Tools to Support a Formal Verification Method for Systems with Concurrency and Nondeterminism

Mr. Ramesh Bharadwaj

Software Engineering Research Group
CRL, McMaster University,
Hamilton, Ontario, Canada L8S 4K1


Abstract

With the availability of inexpensive computer hardware, software intensive systems are becoming sophisticated and pervasive, creating a need for software design methods that deliver robust and efficient systems. Unfortunately, most systems today are designed by trial and error, with designers having little insight into their correctness before they are implemented. The hallmark of an engineering method is the use of system models (prototypes) to verify designs by provably establishing essential characteristics of products before they are constructed. This thesis attempts to bring the craft of software construction closer to an engineering discipline, by transforming theoretical ideas in program verification and concurrency theory into concrete method for the analysis of software requirements and system specifications. In our opinion, such methods will find wider acceptance if they are adequately supported by a set of tools. This thesis also describes tools that are being developed to support our verification method.

In this thesis, our primary concern is the problem of establishing systems, that when constructed in accordance with a design, will meet their required correctness properties. We describe a verification method, TOP, in which the description of a system (i.e., its design) is expressed as an abstract program in a programming language-like notation called MeLa.
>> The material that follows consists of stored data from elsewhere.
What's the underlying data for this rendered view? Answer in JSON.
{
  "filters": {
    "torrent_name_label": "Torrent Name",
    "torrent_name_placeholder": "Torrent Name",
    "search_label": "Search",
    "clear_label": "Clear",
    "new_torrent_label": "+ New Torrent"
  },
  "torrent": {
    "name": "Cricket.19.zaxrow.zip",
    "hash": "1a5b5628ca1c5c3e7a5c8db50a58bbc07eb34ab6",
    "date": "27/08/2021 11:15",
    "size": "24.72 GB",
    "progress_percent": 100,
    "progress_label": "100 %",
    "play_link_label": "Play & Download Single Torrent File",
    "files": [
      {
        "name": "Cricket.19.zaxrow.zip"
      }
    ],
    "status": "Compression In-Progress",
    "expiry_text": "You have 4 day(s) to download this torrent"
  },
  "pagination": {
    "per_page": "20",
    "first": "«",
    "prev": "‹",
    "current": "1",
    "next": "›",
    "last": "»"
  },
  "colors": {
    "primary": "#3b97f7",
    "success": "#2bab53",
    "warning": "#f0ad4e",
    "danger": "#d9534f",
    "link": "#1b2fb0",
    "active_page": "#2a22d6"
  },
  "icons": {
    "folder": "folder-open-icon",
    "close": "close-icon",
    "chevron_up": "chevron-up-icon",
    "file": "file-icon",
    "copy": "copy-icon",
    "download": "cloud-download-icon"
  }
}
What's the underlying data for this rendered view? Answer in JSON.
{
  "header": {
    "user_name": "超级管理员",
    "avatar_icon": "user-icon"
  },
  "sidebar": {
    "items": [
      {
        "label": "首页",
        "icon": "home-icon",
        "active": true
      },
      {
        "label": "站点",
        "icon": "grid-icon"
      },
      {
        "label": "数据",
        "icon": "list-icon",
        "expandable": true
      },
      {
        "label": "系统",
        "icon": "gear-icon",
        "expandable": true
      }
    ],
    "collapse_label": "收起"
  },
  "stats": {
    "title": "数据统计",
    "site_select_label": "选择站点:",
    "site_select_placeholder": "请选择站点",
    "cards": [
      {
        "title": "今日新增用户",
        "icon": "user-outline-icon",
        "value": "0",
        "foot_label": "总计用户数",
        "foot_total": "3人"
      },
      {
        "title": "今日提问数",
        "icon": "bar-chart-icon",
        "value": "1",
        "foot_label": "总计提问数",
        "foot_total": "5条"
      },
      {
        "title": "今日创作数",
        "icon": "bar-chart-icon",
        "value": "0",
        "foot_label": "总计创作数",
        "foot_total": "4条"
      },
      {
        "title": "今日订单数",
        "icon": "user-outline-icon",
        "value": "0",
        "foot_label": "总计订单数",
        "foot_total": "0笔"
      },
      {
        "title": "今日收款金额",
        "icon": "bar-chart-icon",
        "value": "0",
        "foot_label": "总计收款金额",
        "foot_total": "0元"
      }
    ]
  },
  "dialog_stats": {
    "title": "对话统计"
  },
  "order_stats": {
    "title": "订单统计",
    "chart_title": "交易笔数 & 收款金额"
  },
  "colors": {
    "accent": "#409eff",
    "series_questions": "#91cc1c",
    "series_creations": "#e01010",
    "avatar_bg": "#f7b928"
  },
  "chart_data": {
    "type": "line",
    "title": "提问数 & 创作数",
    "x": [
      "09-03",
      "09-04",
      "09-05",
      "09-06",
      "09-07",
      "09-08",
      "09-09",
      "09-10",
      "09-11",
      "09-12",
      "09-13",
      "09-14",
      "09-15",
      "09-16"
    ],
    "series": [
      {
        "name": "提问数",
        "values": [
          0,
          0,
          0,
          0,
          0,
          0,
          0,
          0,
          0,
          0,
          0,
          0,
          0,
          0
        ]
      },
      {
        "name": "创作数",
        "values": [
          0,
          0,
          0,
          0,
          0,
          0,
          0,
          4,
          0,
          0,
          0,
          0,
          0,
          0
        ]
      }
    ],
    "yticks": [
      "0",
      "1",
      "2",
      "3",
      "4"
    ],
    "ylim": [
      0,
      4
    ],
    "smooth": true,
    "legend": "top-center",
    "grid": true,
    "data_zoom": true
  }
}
Our method offers a unified framework in which correctness properties may be verified using a combination of model checking (a fully automatic method), and theorem proving (a partially automated approach). One of the common complaints about theorem proving systems is that they are bewildering to beginners and hard to use. In this thesis we present an improved user interface for theorem provers. Our method, TOP, has been used to verify problems derived from practice.